Now, Gray has taken the results to Lisa Morgan, president of the Georgia Association of Educators.

“Teachers certainly feel like they’re raising the alarm. They’re ringing the bells and there’s not the response,” Morgan said.

Heritage High School English teacher Tiwana Turner was the victim of a violent student attack in 2023 in Rockdale County.

“Nobody should be allowed in the school and attack a teacher and get away with it. We don’t have any protection,” Turner said.

Teachers in the survey ranked what kind of resources they thought could help with the issues they were seeing.

They ranked extra police officers the lowest but said zero-tolerance policies would be most effective.


Teacher Amber Strickland told Gray about a fourth grader who attacked her with a reusable water bottle and did not face serious discipline.

“I really want him to get help. It’s not that I wanted him to go to a juvenile court or go to jail or anything like that. I wanted him to get help,” Strickland said.

In the survey, an overwhelming 89% of Georgia educators who responded said they’ve noticed a difference in post-pandemic student behavior.

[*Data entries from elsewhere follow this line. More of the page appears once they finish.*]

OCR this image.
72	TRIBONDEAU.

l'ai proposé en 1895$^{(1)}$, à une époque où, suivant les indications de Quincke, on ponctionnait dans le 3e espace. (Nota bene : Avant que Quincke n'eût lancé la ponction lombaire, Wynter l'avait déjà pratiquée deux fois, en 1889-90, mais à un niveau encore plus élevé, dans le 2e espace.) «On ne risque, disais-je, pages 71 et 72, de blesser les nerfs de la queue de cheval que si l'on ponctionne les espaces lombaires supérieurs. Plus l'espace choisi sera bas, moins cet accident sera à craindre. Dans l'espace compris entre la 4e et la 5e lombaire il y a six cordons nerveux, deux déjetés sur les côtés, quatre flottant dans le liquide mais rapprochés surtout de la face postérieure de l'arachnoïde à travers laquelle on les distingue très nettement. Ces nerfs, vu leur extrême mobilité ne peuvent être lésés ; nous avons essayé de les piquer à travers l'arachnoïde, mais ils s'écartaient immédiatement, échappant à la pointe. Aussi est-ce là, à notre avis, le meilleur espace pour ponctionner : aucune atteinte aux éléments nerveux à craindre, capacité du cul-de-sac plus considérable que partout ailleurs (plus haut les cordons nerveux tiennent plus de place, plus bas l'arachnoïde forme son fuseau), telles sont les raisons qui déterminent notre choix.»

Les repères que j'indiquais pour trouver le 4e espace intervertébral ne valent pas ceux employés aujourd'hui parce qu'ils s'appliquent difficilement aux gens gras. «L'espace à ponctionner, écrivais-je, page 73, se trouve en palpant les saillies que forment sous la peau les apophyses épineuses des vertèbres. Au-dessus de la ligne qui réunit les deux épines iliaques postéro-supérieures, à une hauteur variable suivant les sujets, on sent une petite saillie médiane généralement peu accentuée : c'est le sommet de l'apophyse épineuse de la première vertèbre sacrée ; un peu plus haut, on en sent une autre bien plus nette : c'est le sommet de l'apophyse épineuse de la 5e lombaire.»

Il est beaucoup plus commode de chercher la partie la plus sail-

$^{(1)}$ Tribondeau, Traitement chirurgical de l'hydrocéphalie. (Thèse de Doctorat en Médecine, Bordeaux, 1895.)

Marietta City Schools superintendent Grant Rivera said there was no going back to normal for many children.

“There were children coming back that had incredible trauma. There were children who never learned how to appropriately socialize in classrooms across the entire country, because they started kindergarten and first grade at home in front of a screen instead of learning how to interact in a circle on the classroom floor,” Rivera told Gray.

When we asked teachers what has the largest impact on behavior, 62% said it was a lack of parental involvement and discipline.

Morgan agreed.

“This is not a school issue. This is an issue we have to look beyond our schools to our communities, to our parents and say, ‘How can we work together?’” she said.